Research has demonstrated that a diverse workforce improves clinical outcomes and patient experience scores. For example, hospitals are more likely to receive higher Consumer Assessment of Healthcare Providers and Systems scores when patients are connected with doctors who understand or relate to their personal backgrounds.
“Not having a workforce that patients can see themselves in will likely impact the level of trust and ability to potentially follow recommendations because of the lack of trust that may be present,” said Geoffrey Young, senior director for healthcare workforce transformation at the Association of American Medical Colleges. “It has catastrophic repercussions moving forward.”
In a separate brief to the Supreme Court, the American Medical Association, the AAMC and other trade groups wrote that allowing the number of Black and brown clinicians to decline would be detrimental to patient care, particularly for people from the underserved communities where these providers often practice. “For high-risk Black newborns, having a Black physician is tantamount to a miracle drug: It more than doubles the likelihood that the baby will live,” the organizations wrote.
Because of outcomes like that, health systems have focused on diversity, equity and inclusion as they build out their workforces. In a Deloitte survey of health system and insurer CEOs, more than half identified health equity as among their top three strategic priorities—and increasing diversity internally was the initial step. Amid broader workforce challenges, healthcare organizations have leaned on higher education institutions to send them more professionals of color.
HCA Healthcare bought Galen School of Nursing in 2020 to establish a pipeline of nurses for its 184 hospitals. The Nashville, Tennessee-based health system’s multi-campus nursing school has since partnered with historically Black colleges and universities to recruit from their undergraduate programs.
CommonSpirit Health of Chicago launched a 10-year, $100 million recruitment initiative with Morehouse School of Medicine in Atlanta to increase the diversity of its physicians. In addition, the National Football League is partnering with the nation’s four historically Black medical schools to increase the number of Black people in sports medicine.
Overturning affirmative action would be “counterproductive,” said Fran Roberts, a former nursing school dean turned consultant who chairs the Galen College of Nursing board of directors. “We need all the help we can get to support a healthcare workforce that reflects the patients in our care,” she said.
Race-neutral strategies for college admissions have been far less effective than affirmative action, Navarro said. As a result, educational institutions and healthcare employers will have to get creative if the high court strikes down race-based criteria.
Those solutions should center around eliminating racial disparities broadly, Young said. “Medical education and medicine itself is a microcosm of the larger society. So until we deal with and acknowledge the impact that systemic racism has on our learners, I think we’re likely to continue to have the problem,” he said.
Health systems and higher education institutions may need to begin recruitment earlier—even in elementary school—and target underserved communities.
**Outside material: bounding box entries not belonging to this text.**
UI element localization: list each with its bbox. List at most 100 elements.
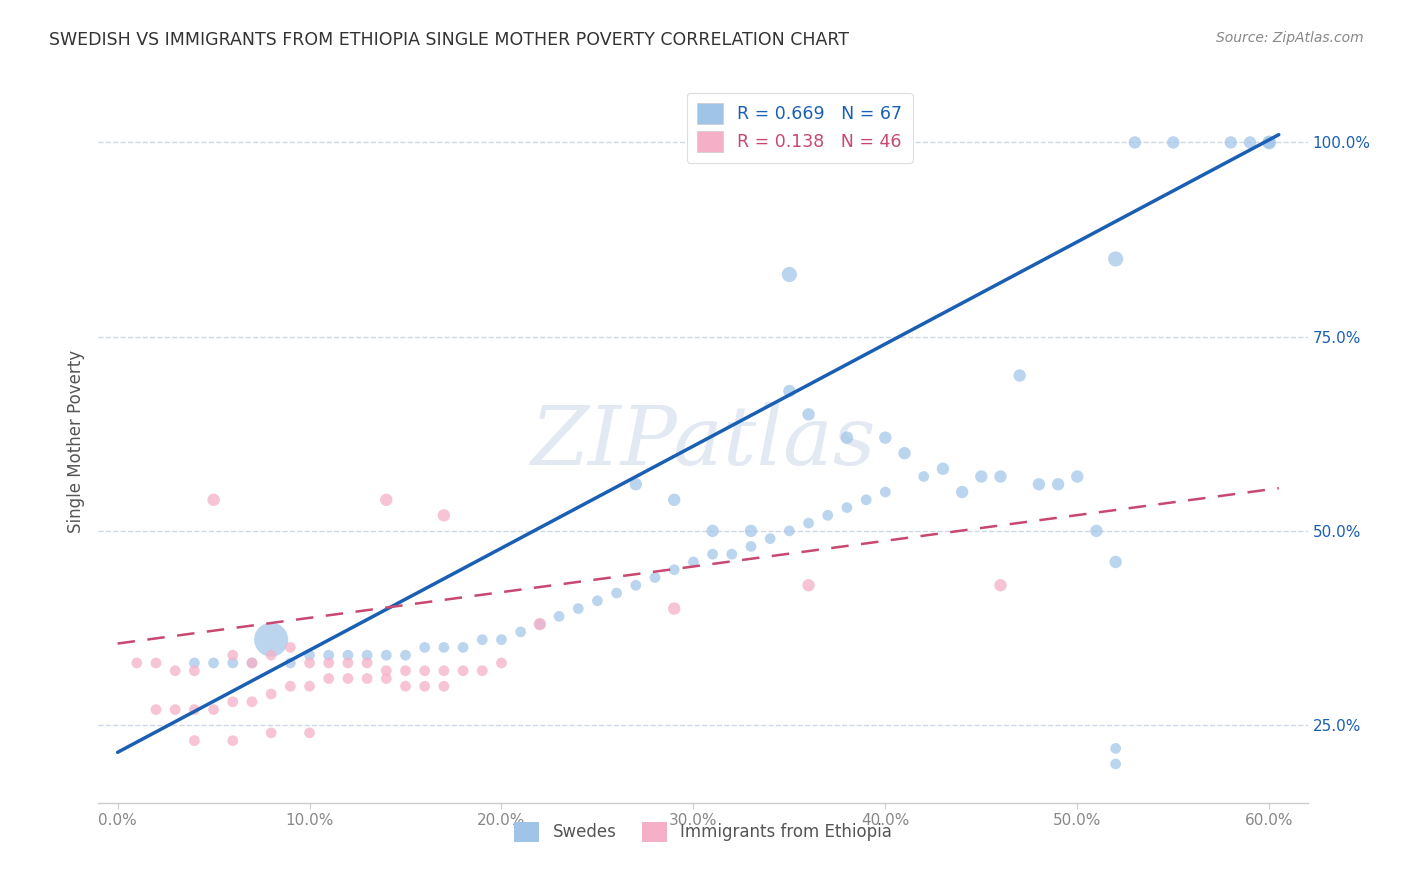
Point (298, 648, 321, 663)
Point (413, 679, 436, 693)
Point (375, 648, 398, 663)
Point (240, 695, 263, 709)
Point (471, 664, 494, 678)
Point (912, 469, 935, 483)
Point (413, 664, 436, 678)
Point (664, 601, 686, 615)
Point (759, 532, 782, 546)
Point (1104, 741, 1126, 756)
Point (202, 656, 225, 670)
Point (567, 601, 589, 615)
Point (222, 648, 245, 663)
Point (183, 733, 205, 747)
Point (165, 664, 187, 678)
Point (145, 656, 167, 670)
Point (318, 648, 340, 663)
Point (606, 586, 628, 600)
Point (183, 656, 205, 670)
Point (433, 679, 456, 693)
Point (529, 617, 551, 632)
Point (298, 726, 321, 740)
Point (702, 547, 724, 561)
Point (260, 648, 283, 663)
Point (875, 431, 897, 445)
Point (451, 664, 474, 678)
Point (778, 524, 800, 538)
Point (298, 679, 321, 693)
Point (394, 664, 416, 678)
Point (165, 702, 187, 716)
Point (433, 664, 456, 678)
Point (817, 508, 839, 523)
Point (893, 446, 915, 460)
Point (778, 384, 800, 398)
Point (433, 640, 456, 655)
Point (855, 492, 877, 507)
Point (202, 492, 225, 507)
Point (125, 656, 148, 670)
Point (624, 578, 647, 592)
Point (491, 632, 513, 647)
Point (413, 640, 436, 655)
Point (720, 547, 742, 561)
Point (356, 656, 378, 670)
Point (797, 516, 820, 530)
Point (509, 624, 531, 639)
Point (336, 648, 359, 663)
Point (222, 733, 245, 747)
Point (318, 672, 340, 686)
Point (1104, 555, 1126, 569)
Point (932, 461, 955, 475)
Point (240, 656, 263, 670)
Point (1047, 477, 1070, 491)
Point (702, 524, 724, 538)
Point (1104, 756, 1126, 771)
Point (336, 672, 359, 686)
Point (1258, 136, 1281, 150)
Point (336, 656, 359, 670)
Text: ZIPatlas: ZIPatlas (530, 401, 876, 482)
Point (664, 563, 686, 577)
Point (1085, 524, 1108, 538)
Point (990, 469, 1012, 483)
Point (797, 578, 820, 592)
Point (740, 524, 762, 538)
Point (1028, 477, 1050, 491)
Point (433, 508, 456, 523)
Point (875, 485, 897, 500)
Point (280, 640, 302, 655)
Point (1239, 136, 1261, 150)
Point (240, 656, 263, 670)
Point (644, 570, 666, 584)
Point (1258, 136, 1281, 150)
Point (1008, 368, 1031, 383)
Point (1104, 252, 1126, 266)
Point (548, 609, 571, 624)
Point (375, 492, 398, 507)
Y-axis label: Single Mother Poverty: Single Mother Poverty (66, 350, 84, 533)
Text: SWEDISH VS IMMIGRANTS FROM ETHIOPIA SINGLE MOTHER POVERTY CORRELATION CHART: SWEDISH VS IMMIGRANTS FROM ETHIOPIA SING… (49, 31, 849, 49)
Point (280, 656, 302, 670)
Point (529, 617, 551, 632)
Legend: Swedes, Immigrants from Ethiopia: Swedes, Immigrants from Ethiopia (508, 815, 898, 848)
Point (682, 555, 704, 569)
Point (222, 695, 245, 709)
Point (586, 594, 609, 608)
Point (222, 656, 245, 670)
Point (356, 672, 378, 686)
Point (1123, 136, 1146, 150)
Point (1066, 469, 1088, 483)
Point (778, 268, 800, 282)
Point (970, 469, 993, 483)
Point (183, 664, 205, 678)
Point (990, 578, 1012, 592)
Point (375, 672, 398, 686)
Point (740, 540, 762, 554)
Point (145, 702, 167, 716)
Point (451, 640, 474, 655)
Point (394, 648, 416, 663)
Point (1161, 136, 1184, 150)
Text: Source: ZipAtlas.com: Source: ZipAtlas.com (1216, 31, 1364, 45)
Point (202, 702, 225, 716)
Point (260, 687, 283, 701)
They can also invest in community-based health equity initiatives and be explicit about incorporating inclusion into their organizations’ mission, Navarro said.
Provider groups could also launch apprenticeship programs, offer scholarships or develop partnerships with HBCUs or schools in the Caribbean that typically attract more diverse student bodies, Flaherty said. “People will show their ingenuity and try to keep diversity moving forward. Because I think the goal of it is still there and still important,” he said.